My first thought was that Roscoe was going to think he was at the ERC (collection center) since the stall was all barred and that he would not be happy at the lack of sawdust. They use the pelleted stuff that barely has any fluff to it and everyone seems to use sparingly. Probably because of the dust factor. Anyway they also put a flake of hay inside all ready for him. I went to the trailer and we unloaded him. He turned tourist, but was still respecting my space. Roscoe was not thrilled that there were no horses at that end of the barn. Plus since these stalls were built for giant warmbloods, he could not stick his head out the back window. All he could do was poke his nose out. I hoped he would figure out the automatic waterer since that definitely was a new thing.
Soon people came to check on us and the "OMG he is so small" and "He is so cute" comments began. We found out he was the smallest one to come to either weekend. Not too surprising when dressage people consider 14.3 to be a pony and that was the next closest size that came this weekend. Roscoe had a few hours to deal with the environment before lesson one. We went to watch the other lessons and freeze our butts off. The other horses were a wide variety, 2 OTTBs (one with no tail), 3 paints (one a welsh cross), 1 Irish Draught, 1 Quarab, 1 Arab, and 1 Oldenburg. The riders ranged from just started riding in October to looking toward Second Level.
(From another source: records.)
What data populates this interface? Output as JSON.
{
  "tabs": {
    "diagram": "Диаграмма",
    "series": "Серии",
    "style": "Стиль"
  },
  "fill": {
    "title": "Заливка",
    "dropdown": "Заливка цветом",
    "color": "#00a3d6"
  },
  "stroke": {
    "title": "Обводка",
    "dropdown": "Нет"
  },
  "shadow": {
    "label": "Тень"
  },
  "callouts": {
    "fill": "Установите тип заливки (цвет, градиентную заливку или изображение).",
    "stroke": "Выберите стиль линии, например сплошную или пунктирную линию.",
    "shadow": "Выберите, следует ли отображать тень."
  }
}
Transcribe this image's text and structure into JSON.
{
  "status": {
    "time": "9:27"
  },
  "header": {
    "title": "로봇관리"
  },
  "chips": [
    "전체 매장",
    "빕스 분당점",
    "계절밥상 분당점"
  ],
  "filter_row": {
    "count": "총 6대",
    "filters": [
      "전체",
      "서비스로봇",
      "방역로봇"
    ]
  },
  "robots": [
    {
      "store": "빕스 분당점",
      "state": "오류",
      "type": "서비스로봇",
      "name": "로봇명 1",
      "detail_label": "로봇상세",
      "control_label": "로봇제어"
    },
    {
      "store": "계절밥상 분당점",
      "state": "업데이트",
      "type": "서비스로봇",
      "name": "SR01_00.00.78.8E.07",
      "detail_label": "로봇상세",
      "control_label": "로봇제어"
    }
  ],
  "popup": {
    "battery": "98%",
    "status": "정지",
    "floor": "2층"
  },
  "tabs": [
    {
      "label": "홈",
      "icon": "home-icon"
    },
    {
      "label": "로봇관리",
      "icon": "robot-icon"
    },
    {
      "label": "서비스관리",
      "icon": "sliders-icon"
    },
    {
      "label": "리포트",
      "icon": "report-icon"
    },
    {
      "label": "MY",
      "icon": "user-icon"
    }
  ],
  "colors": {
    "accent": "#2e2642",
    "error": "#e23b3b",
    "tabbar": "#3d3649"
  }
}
There were Hunters, Eventers and DQ's. It was fun to watch the lessons over the whole weekend.
|Growing up is hard to do|
I had to deal with a bit of stallion/baby drama when he saw a horse in a turn out right by the arena and the one in the indoor, who was a mare. Luckily, his drama is minor and movement helps. Roscoe handled the indoor with very little issue. The horse that kept popping up at points in the arena (mirrors) got him every time. More on that later. So lesson one was with Natasha Sprengers-Levine, the trainer who seems to deal well with the young horses. She got to deal with the super distracted Roscoe and his drift toward the exit. And you all get to see basically the whole lesson. It is a bit of a blur for me.
|Oh look he tried a rightward dodge too|
I took awhile to settle and just ride. At least Roscoe did not need a bomb to get moving at first. He did gradually get lazier as he realized what work was involved. It was tough to deal with his popping left shoulder. My circles sucked and my tight hips kept causing me to lose my stirrup. But Roscoe and I worked on through it all. I got better about anticipating his leftward dodge towards the exit and the slide away from the mirrors at E and B. We ended with one last resistence before finally finishing the exercise she asked us to do.
The take aways from this lesson:
Persistence and Consistency are key
I can deal with Roscoe's drama
It is time to show Roscoe the boundaries
Time to slow down to move forward
His fancy can come out later
I must remember to shorten my stirrups when I have not ridden often
and the most important... We survived
After the lesson I had a serious question about whether or not to do the group cavaletti. Could I handle his hard drift with other horses in the ring? I thought about it during lunch and watching the first group. I decided to trust in myself. My skills are rusty, but they are there. Bring on the group.